En l’espèce, compte tenu de la solution apportée ci-avant au litige qui a retenu l’existence d’un manquement de la part de la SA BANQUE POSTALE, sa demande indemnitaire ne saurait prospérer dès lors que la procédure intentée par la SCI MONDESIR SANTE et les consorts [W] et [C] n’était ni dilatoire, ni abusive. Il ne peut par ailleurs être retenu que le courrier que ces derniers ont signé le 26 décembre 2022 pour accepter la nouvelle offre, qui ne constitue pas une transaction, les empêchait d’engager la présente action.
Par conséquent, il convient de débouter la SA BANQUE POSTALE de sa demande indemnitaire.
Sur les frais du procès et l’exécution provisoire
Dépens
En vertu de l’article 696 du code de procédure civile, la partie perdante est condamnée aux dépens, à moins que le juge, par décision motivée, n’en mette la totalité ou une fraction à la charge d’une autre partie.[…]
En l’espèce, la SA BANQUE POSTALE perdant la présente instance, il convient de la condamner au paiement des dépens.
Frais irrépétibles
En application de l’article 700 du code de procédure civile, le juge condamne la partie tenue aux dépens ou qui perd son procès à payer : 1° A l’autre partie la somme qu’il détermine, au titre des frais exposés et non compris dans les dépens ; / […]/ Dans tous les cas, le juge tient compte de l’équité ou de la situation économique de la partie condamnée. Il peut, même d’office, pour des raisons tirées des mêmes considérations, dire qu’il n’y a pas lieu à ces condamnations. / Les parties peuvent produire les justificatifs des sommes qu’elles demandent. / […]

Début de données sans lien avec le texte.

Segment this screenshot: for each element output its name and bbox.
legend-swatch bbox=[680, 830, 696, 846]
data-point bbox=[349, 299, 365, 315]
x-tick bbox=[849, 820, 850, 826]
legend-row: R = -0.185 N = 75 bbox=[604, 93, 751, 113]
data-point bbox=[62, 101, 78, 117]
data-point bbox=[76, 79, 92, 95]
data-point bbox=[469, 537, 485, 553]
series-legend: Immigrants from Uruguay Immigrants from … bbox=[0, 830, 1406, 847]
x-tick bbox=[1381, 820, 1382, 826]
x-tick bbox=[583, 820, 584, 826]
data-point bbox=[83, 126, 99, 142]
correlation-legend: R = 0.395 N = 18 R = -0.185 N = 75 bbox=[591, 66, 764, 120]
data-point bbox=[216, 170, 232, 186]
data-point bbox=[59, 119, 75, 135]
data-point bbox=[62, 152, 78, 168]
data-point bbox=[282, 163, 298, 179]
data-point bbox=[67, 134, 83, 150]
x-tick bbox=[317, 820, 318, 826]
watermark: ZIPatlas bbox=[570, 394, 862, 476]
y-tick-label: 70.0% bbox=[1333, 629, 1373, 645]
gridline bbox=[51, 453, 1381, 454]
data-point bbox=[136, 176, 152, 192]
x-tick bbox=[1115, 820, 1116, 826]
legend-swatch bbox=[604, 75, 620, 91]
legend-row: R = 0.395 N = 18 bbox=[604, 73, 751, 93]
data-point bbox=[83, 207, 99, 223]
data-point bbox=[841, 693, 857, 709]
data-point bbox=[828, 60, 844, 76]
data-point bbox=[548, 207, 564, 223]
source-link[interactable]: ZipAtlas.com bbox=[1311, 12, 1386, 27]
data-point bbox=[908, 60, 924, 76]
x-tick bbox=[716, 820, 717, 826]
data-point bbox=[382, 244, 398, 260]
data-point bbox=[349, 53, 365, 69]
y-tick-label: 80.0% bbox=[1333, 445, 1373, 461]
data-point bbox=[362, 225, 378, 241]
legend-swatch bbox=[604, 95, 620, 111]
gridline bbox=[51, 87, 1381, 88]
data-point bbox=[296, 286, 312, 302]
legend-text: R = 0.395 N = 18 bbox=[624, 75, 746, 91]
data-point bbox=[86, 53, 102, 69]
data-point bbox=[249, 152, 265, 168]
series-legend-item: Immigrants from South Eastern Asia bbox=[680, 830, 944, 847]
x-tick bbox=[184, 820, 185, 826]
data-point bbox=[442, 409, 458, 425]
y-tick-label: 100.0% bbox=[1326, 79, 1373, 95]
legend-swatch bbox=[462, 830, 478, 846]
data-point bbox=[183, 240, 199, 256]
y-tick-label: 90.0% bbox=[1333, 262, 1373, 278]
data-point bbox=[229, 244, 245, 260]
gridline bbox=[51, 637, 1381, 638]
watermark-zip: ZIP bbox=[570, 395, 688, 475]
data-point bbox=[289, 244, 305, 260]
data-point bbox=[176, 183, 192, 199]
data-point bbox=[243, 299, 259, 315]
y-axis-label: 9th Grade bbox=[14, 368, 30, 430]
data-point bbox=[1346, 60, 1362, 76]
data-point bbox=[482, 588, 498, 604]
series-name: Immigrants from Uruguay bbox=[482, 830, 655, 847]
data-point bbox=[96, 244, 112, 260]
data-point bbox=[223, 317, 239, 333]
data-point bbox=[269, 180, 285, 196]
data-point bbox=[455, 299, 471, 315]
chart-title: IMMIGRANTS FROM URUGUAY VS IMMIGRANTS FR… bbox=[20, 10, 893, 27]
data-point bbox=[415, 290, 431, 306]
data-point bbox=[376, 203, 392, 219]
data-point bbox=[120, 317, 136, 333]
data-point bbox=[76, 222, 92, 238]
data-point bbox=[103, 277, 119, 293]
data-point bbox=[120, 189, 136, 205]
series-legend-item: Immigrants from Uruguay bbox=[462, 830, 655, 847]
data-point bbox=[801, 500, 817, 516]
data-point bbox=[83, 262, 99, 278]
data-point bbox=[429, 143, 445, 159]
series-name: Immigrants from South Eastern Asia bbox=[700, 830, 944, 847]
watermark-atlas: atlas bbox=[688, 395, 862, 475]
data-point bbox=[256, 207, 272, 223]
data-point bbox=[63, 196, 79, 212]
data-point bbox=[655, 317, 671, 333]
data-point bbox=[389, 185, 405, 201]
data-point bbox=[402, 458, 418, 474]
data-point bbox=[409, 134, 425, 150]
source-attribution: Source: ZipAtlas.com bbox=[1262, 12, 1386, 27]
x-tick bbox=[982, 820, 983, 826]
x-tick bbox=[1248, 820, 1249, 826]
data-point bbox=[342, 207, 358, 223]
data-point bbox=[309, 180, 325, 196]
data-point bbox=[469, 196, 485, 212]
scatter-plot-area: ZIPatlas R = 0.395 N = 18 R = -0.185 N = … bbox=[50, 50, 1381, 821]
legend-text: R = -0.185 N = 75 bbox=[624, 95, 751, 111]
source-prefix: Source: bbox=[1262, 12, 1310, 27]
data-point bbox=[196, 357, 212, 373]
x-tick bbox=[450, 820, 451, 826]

En l’espèce, la SA BANQUE POSTALE, tenue au paiement des dépens, sera condamnée à payer à la SCI MONDESIR SANTE la somme de 2.000 euros au titre des frais irrépétibles qu’elle supporte, et déboutée de sa demande de ce chef.
Exécution provisoire
Conformément à l’article 514 du code de procédure civile, les décisions de première instance sont de droit exécutoires à titre provisoire à moins que la loi ou la décision rendue n’en dispose autrement.
L’article 514-1 du code de procédure civile dispose que le juge peut écarter l’exécution provisoire de droit, en tout ou partie, s’il estime qu’elle est incompatible avec la nature de l’affaire. / Il statue, d’office ou à la demande d’une partie, par décision spécialement motivée.
En l’espèce, il convient donc de rappeler que l’exécution provisoire du jugement est de droit.
PAR CES MOTIFS
Le tribunal,
Condamne la SA BANQUE POSTALE à payer à la SCI MONDESIR SANTE la somme de 37.826,14 euros à titre de dommages et intérêts ;
Déboute monsieur [V] [W] de sa demande indemnitaire ;
Déboute monsieur [J] [C] de sa demande indemnitaire ;
Déboute la SA BANQUE POSTALE de sa demande indemnitaire ;
Condamne la SA BANQUE POSTALE au paiement des dépens ;
Condamne la SA BANQUE POSTALE à payer à la SCI MONDESIR SANTE la somme de 2.000 euros sur le fondement de l’article 700 du code de procédure civile ;
Déboute la SA BANQUE POSTALE de sa demande formée sur le fondement de l’article 700 du code de procédure civile ;
Rappelle que le présent jugement est assorti de l’exécution provisoire de droit ;
La présente décision est signée par Madame Myriam SAUNIER, Vice-Président et Madame Isabelle SANCHEZ, Greffier.